Freedom does not already exist inside individuals ready to burst out once the constraints have been removed; it has to be nurtured within the bounds of human nature and those givens. This is what the Sixties revolution did not understand. Or rather the Sixties consisted of two movements closely entangled. There was the rights revolution for women and minorities that represented a leap forward in freedom and equality. But there was also a more "emancipatory" impulse to reject obligation and tradition that fuelled a surge in various social pathologies, from crime to the breakdown of the family, that we are only now recovering from.
Compared with traditional societies modern societies have a low moral and political consensus and, to many modern liberals, therein lies our freedom. Conventional liberalism does not like the idea of the common good because — in all but basic things like peace and physical security — it does not know how we can arrive at it in diverse, societies with many conflicting interests and ideas of the "good". It fears that like the "general will" it will end up being imposed by those who think they do know what it is.
Liberalism does have a big point here. But, of course, modern liberalism is not just a technique for reconciling conflicts: it also smuggles in a very clear view of the good society.

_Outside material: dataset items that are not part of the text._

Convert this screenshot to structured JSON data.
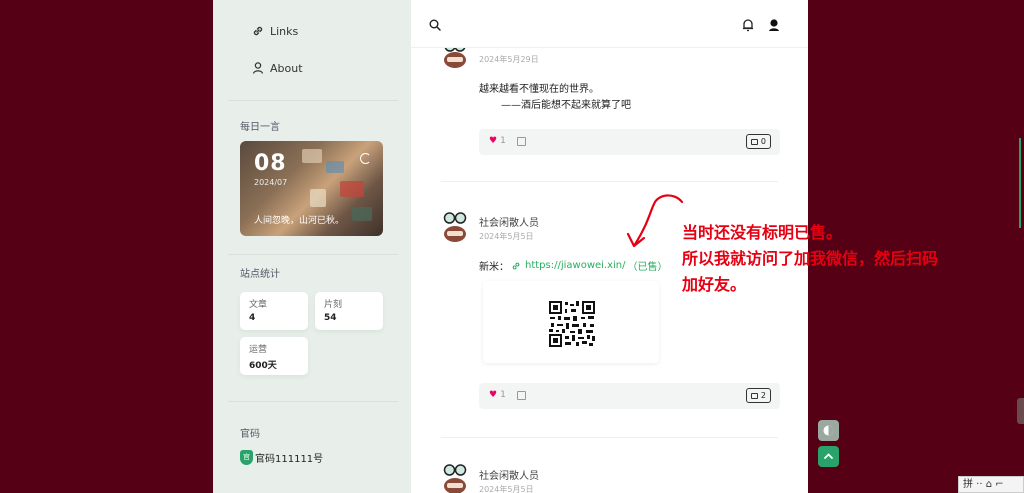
{
  "sidebar": {
    "nav": [
      {
        "label": "Links",
        "icon": "link-icon"
      },
      {
        "label": "About",
        "icon": "user-icon"
      }
    ],
    "daily_quote": {
      "title": "每日一言",
      "day": "08",
      "month": "2024/07",
      "text": "人间忽晚，山河已秋。"
    },
    "stats": {
      "title": "站点统计",
      "items": [
        {
          "label": "文章",
          "value": "4"
        },
        {
          "label": "片刻",
          "value": "54"
        },
        {
          "label": "运营",
          "value": "600天"
        }
      ]
    },
    "icp": {
      "title": "官码",
      "badge": "官",
      "text": "官码111111号"
    }
  },
  "posts": [
    {
      "author": "",
      "date": "2024年5月29日",
      "lines": [
        "越来越看不懂现在的世界。",
        "——酒后能想不起来就算了吧"
      ],
      "likes": "1",
      "comments": "0"
    },
    {
      "author": "社会闲散人员",
      "date": "2024年5月5日",
      "prefix": "新米：",
      "link": "https://jiawowei.xin/",
      "link_tag": "（已售）",
      "likes": "1",
      "comments": "2"
    },
    {
      "author": "社会闲散人员",
      "date": "2024年5月5日"
    }
  ],
  "annotation": {
    "lines": [
      "当时还没有标明已售。",
      "所以我就访问了加我微信，然后扫码",
      "加好友。"
    ],
    "color": "#e60012"
  },
  "ime": {
    "text": "拼 ·· ⌂ ⌐"
  },
  "colors": {
    "background": "#560015",
    "accent": "#27ae60",
    "sidebar": "#e8efea"
  }
}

It has a bias towards universalism and individualism, it places a relatively low value on stability and continuity, indeed it is ambivalent about the idea of community, which is something to be celebrated in the abstract but escaped from through geographical or social mobility in practice. The idea of the good life turns out to be something that looks very like the life of today's metropolitan upper professional — say Nick Clegg. But this is not how everyone wants to live. Modern liberalism does not have sufficient space for the more communitarian virtues of belonging, security and solidarity. It speaks to only one part of human nature, which is not necessarily an obstacle to its success — after all the Christianity of the Sermon on the Mount hardly goes with the grain of human instincts either.
Any workable political philosophy requires the taming of some human traits through morality and institutions, and every philosophy stresses some things at the expense of others. But as Isaiah Berlin argued, people actually want many of the same things: security, recognition, love, meaningful work, sufficient wealth and freedom to live a good life in the many ways that can be conceived.
The free-floating, self-realising individual of modern liberal philosophy does not help us think coherently about how we live, especially for the least successful in our "two-thirds" societies with their affluent majorities.
Actually existing people are rooted in communities and families, often experience change as loss and have a hierarchy of moral obligations. Too often the language of contemporary liberalism ignores the real affinities of place and people. Those affinities are not obstacles to be overcome on the road to the good society; they are one of its foundation stones. People will always favour their own families and communities; it is the job of a realistic liberalism, a post-liberal politics, to reconcile such particularist feelings with fluid, open societies in which people expect high degrees of individual autonomy. Modern liberalism's failure to achieve that reconciliation has left a large Nigel Farage-shaped hole in our politics.
Compared with traditional societies modern societies have a low moral and political consensus and, to many modern liberals, therein lies our freedom. Conventional liberalism does not like the idea of the common good because — in all but basic things like peace and physical security — it does not know how we can arrive at it in diverse, societies with many conflicting interests and ideas of the "good". It fears that like the "general will" it will end up being imposed by those who think they do know what it is.
Liberalism does have a big point here. But, of course, modern liberalism is not just a technique for reconciling conflicts: it also smuggles in a very clear view of the good society. It has a bias towards universalism and individualism, it places a relatively low value on stability and continuity, indeed it is ambivalent about the idea of community, which is something to be celebrated in the abstract but escaped from through geographical or social mobility in practice. The idea of the good life turns out to be something that looks very like the life of today's metropolitan upper professional — say Nick Clegg. But this is not how everyone wants to live. Modern liberalism does not have sufficient space for the more communitarian virtues of belonging, security and solidarity. It speaks to only one part of human nature, which is not necessarily an obstacle to its success — after all the Christianity of the Sermon on the Mount hardly goes with the grain of human instincts either.
Any workable political philosophy requires the taming of some human traits through morality and institutions, and every philosophy stresses some things at the expense of others. But as Isaiah Berlin argued, people actually want many of the same things: security, recognition, love, meaningful work, sufficient wealth and freedom to live a good life in the many ways that can be conceived.
The free-floating, self-realising individual of modern liberal philosophy does not help us think coherently about how we live, especially for the least successful in our "two-thirds" societies with their affluent majorities.
Actually existing people are rooted in communities and families, often experience change as loss and have a hierarchy of moral obligations. Too often the language of contemporary liberalism ignores the real affinities of place and people. Those affinities are not obstacles to be overcome on the road to the good society; they are one of its foundation stones. People will always favour their own families and communities; it is the job of a realistic liberalism, a post-liberal politics, to reconcile such particularist feelings with fluid, open societies in which people expect high degrees of individual autonomy. Modern liberalism's failure to achieve that reconciliation has left a large Nigel Farage-shaped hole in our politics.